I purchased a Ruger 357 Blackhawk with the intention of using it to deer hunt. After my first few trips to the range, I had my doubts.  I was just not shooting the gun well enough to hunt with it.  I thought it may have been a result of the grip angle or the factory sights.  After a little online research I made a few changes that have made a world of difference in my ability to shoot the gun well.  And the biggest change was free!  Look up "the poor mans trigger job".   Gun Blast has a very good article explaining how to do it.  Basically you just remove the grips and lift one of the pair of trigger springs.  It makes a world of difference in the trigger pull.  In addition to that I added a rear peep sight from one ragged hole that replaces the rear factory blade.  Painted the front blade white with some nail polish.

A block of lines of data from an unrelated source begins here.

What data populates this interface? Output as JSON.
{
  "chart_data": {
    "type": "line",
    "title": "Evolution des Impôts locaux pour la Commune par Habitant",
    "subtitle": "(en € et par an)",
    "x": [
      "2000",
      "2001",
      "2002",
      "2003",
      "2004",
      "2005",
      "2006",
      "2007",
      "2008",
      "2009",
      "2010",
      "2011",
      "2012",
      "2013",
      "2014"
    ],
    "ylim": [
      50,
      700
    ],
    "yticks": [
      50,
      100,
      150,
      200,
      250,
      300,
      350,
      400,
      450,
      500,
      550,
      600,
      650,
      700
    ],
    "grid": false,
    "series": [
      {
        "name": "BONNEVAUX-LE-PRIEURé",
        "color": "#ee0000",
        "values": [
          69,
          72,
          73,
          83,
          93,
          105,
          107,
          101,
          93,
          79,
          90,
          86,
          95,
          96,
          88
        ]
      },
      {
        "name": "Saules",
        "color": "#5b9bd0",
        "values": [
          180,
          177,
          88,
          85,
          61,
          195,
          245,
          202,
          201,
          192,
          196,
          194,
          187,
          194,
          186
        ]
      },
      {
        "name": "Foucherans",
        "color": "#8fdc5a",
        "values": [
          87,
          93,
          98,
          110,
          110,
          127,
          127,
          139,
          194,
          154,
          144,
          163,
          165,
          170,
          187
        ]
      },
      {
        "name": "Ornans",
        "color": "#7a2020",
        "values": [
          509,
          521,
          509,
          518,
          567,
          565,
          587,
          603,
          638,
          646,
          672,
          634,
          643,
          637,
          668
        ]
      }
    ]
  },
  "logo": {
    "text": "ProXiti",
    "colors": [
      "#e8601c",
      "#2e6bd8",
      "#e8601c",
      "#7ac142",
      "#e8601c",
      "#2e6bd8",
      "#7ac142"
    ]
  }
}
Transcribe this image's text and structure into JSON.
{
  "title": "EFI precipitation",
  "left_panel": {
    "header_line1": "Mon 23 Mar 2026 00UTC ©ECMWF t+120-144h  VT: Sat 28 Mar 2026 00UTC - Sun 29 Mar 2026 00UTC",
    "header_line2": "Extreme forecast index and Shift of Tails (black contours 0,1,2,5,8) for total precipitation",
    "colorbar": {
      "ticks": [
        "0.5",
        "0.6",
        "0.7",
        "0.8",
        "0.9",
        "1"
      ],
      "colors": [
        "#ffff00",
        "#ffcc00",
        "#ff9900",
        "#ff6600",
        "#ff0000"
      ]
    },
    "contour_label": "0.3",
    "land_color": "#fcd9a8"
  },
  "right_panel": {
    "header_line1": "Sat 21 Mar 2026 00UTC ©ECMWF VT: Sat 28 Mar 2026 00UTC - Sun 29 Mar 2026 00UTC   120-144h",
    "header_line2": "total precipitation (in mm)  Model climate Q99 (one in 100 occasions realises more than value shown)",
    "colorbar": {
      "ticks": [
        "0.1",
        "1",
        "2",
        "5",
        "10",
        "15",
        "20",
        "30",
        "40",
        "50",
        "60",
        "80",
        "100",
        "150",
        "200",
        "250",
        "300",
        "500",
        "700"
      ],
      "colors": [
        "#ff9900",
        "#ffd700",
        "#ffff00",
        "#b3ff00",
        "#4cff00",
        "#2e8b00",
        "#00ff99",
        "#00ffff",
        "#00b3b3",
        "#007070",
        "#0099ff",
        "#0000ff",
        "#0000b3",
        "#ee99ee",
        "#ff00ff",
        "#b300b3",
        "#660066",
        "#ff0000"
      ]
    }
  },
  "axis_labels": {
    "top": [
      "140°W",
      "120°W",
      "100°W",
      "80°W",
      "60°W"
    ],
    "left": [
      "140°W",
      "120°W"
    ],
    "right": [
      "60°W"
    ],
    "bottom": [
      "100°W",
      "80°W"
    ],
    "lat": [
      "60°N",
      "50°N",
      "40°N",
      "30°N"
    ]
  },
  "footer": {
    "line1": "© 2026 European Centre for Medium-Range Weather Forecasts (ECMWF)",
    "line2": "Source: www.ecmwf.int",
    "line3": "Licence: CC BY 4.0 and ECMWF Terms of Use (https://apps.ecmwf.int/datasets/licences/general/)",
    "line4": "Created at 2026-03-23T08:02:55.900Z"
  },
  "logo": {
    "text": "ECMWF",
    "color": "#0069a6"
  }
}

And installed a set of Pachmayr presentation grips.  Man what a difference it has made!  It is now my favorite handgun.  If you have struggled with shooting a blackhawk well, give it a try.  I'm glad I didn't trade it off!


----------



## Lilly001 (Feb 5, 2016)

Bobby Linton said:


> I purchased a Ruger 357 Blackhawk with the intention of using it to deer hunt. After my first few trips to the range, I had my doubts.  I was just not shooting the gun well enough to hunt with it.  I thought it may have been a result of the grip angle or the factory sights.  After a little online research I made a few changes that have made a world of difference in my ability to shoot the gun well.  And the biggest change was free!  Look up "the poor mans trigger job".   Gun Blast has a very good article explaining how to do it.  Basically you just remove the grips and lift one of the pair of trigger springs.  It makes a world of difference in the trigger pull.  In addition to that I added a rear peep sight from one ragged hole that replaces the rear factory blade.  Painted the front blade white with some nail polish. And installed a set of Pachmayr presentation grips.  Man what a difference it has made!  It is now my favorite handgun.  If you have struggled with shooting a blackhawk well, give it a try.  I'm glad I didn't trade it off!



Pictures? I'm trying to visualize the rear peep.


----------



## RNC (Feb 5, 2016)

Yea ....post some pics of your weapon son :0)


----------



## Bobby Linton (Feb 5, 2016)

Pic of old sight blade and new ghost ring sight as well as the new sight installed.  It really has made a big difference for me.


----------



## Lilly001 (Feb 5, 2016)

Thanks. I've never used a ghost ring on a handgun.
I think I'll try it.


----------



## Bobby Linton (Feb 5, 2016)

Google "One Ragged Hole".  I purchased mine from Warren Outdoor Products.


----------



## TheHuntinnut (Feb 26, 2016)

I done the same "poor boy" trigger job and it did help but I installed a set of wolf reduced power springs and done some polishing on the trigger and you will be amazed how much better it will be to shoot , there's all kinds of videos on YouTube that will pretty much walk you through all of that , also go directly to wolf springs website to buy the springs they were cheaper by a lot.


----------



## fishinjim88 (Feb 26, 2016)

I tried the one raged hole sights but i didn't have the same results . After 25 yard the groups opened up looked more like a shot gun . I was doing good to get a 8 inch group at 50 yards , but the poor mans trigger job works very well .


----------